- Pandura Location in Uttar Pradesh, India
- Coordinates: 26°59′31″N 79°01′50″E﻿ / ﻿26.99204°N 79.03053°E
- Country: India
- State: Uttar Pradesh
- District: Mainpuri
- Tehsil: Karhal

Area
- • Total: 3.239 km^{2} (1.251 sq mi)

Population (2011)
- • Total: 1,013
- • Density: 312.8/km^{2} (810.0/sq mi)
- Time zone: UTC+5:30 (IST)

= Pandura, Uttar Pradesh =

Village in Uttar Pradesh, India

Pandura is a village in Karhal block of Mainpuri district, Uttar Pradesh. As of 2011, it has a population of 1,013, in 162 households.

== Demographics ==
As of 2011, Pandura had a population of 1,013, in 162 households. This population was 53.2% male (539) and 46.8% female (474). The 0-6 age group numbered 163 (89 male and 74 female), or 16.1% of the total population. 277 residents were members of Scheduled Castes, or 27.3% of the total.

The 1981 census recorded Pandura as having a population of 594 people, in 101 households.
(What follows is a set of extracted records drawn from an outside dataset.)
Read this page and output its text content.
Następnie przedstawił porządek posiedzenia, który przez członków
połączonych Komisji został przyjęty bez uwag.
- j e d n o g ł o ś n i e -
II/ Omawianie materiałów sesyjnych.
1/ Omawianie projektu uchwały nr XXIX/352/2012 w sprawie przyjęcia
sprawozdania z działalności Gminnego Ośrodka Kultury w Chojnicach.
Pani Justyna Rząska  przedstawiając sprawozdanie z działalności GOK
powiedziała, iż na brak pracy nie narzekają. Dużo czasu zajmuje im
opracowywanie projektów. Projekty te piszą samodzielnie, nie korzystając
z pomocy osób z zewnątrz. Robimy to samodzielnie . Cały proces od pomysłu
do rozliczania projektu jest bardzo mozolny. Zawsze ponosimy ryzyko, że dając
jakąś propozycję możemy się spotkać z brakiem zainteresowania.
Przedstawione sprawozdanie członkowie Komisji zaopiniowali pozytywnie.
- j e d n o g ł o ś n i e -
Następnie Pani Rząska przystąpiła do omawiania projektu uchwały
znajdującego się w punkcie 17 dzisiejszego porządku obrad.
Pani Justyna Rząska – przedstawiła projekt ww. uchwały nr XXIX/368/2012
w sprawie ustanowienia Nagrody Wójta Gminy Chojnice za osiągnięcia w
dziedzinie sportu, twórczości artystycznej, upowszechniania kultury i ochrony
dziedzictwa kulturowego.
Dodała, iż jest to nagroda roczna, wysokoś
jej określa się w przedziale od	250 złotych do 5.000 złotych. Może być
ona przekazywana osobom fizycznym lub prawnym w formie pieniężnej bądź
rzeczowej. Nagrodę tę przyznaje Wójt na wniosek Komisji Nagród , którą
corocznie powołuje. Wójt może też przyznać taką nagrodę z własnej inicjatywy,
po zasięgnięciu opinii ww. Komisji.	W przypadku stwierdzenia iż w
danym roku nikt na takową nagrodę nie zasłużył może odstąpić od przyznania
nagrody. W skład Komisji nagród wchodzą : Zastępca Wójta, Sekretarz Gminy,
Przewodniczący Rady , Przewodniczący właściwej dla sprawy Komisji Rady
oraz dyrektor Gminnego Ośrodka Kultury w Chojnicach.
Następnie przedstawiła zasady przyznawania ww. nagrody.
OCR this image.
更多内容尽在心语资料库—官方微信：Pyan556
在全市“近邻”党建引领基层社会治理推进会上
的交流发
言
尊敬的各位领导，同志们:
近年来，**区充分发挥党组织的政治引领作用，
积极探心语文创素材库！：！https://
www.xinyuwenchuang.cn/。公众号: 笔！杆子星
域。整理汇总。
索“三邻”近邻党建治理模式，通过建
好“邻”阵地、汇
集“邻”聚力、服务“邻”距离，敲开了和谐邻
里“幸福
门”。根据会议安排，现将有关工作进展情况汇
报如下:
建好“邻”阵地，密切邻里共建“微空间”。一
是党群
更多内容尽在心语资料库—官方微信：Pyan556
The 1961 census recorded Pandura as comprising 3 hamlets, with a total population of 500 people (260 male and 240 female), in 94 households and 88 physical houses. The area of the village was given as 804 acres.

== Infrastructure ==
As of 2011, Pandura had 1 primary school and 1 maternity and child welfare centre. Drinking water was provided by well and hand pump; there were no public toilets. The village had a post office and public library, as well as at least some access to electricity for all purposes. Streets were made of both kachcha and pakka materials.